U.S. Education Department inspectors are responding after a former assistant dean of students accused the school of underreporting sexual assault cases for 2010 in the university's annual report on campus crime to the federal government.
The federal Clery Act requires campuses participating in federal financial aid programs to collect and disclose crime statistics and security information.
The former university employee, Melinda Manning, resigned in December. She did not respond to a message seeking comment Friday.
UNC-Chapel Hill has denied underreporting crimes and said it's cooperating with the investigation. The university this week provided the federal agency with a spreadsheet detailing all student complaints of sexual harassment or assault through this month and what was done in each case. The school did not immediately respond to a request by The Associated Press to provide a copy of the spreadsheet.

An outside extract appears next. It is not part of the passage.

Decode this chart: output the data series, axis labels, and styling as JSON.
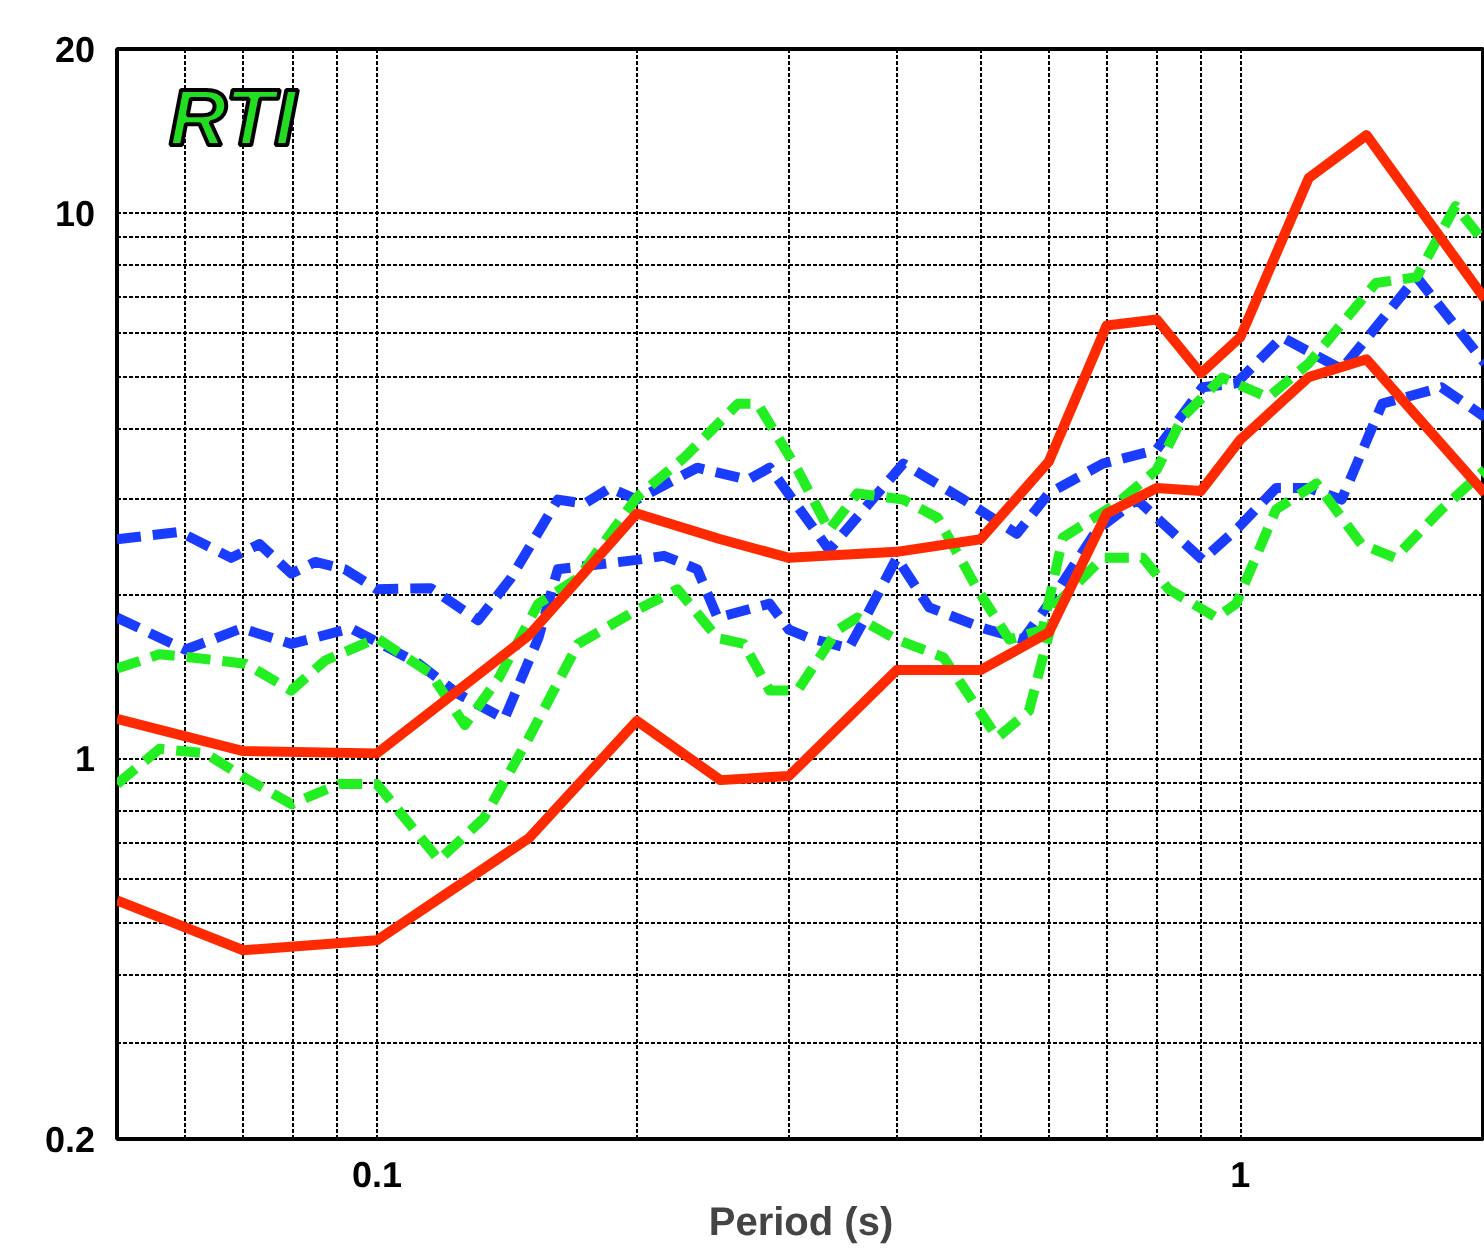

"We expected this review, and will cooperate fully with the review team," Chancellor Holden Thorp said in a statement. "We are committed to complying with the Clery Act and properly informing students and the campus community about criminal activity and safety threats. The review is an opportunity to make additional improvements if needed."
Thorp is resigning in June to become the chief academic officer of Washington University in St. Louis.
The university also responded by a deadline Thursday to questions posed as part of an investigation by the Education Department's Office for Civil Rights.
Manning, three students and one former student in January alleged violations of Title IX, education's gender-equity law, in the handling of sexual assault cases. Two of the women who have spoken for the group did not respond to requests for comment Friday.
The federal agency could punish a violating university by cutting off federal funding, but that's never happened.
Neither complaint against UNC-CH has been released, but the agency's letter acknowledging the investigation alleges that the nation's oldest public university failed to respond appropriately to sexual assault concerns and that it didn't provide impartial investigations. The complaint also alleges the school didn't have appropriate grievance procedures and didn't provide appropriate training for residential life staff and others.
The school this month hired two new employees to investigate sexual assault allegations and help victims.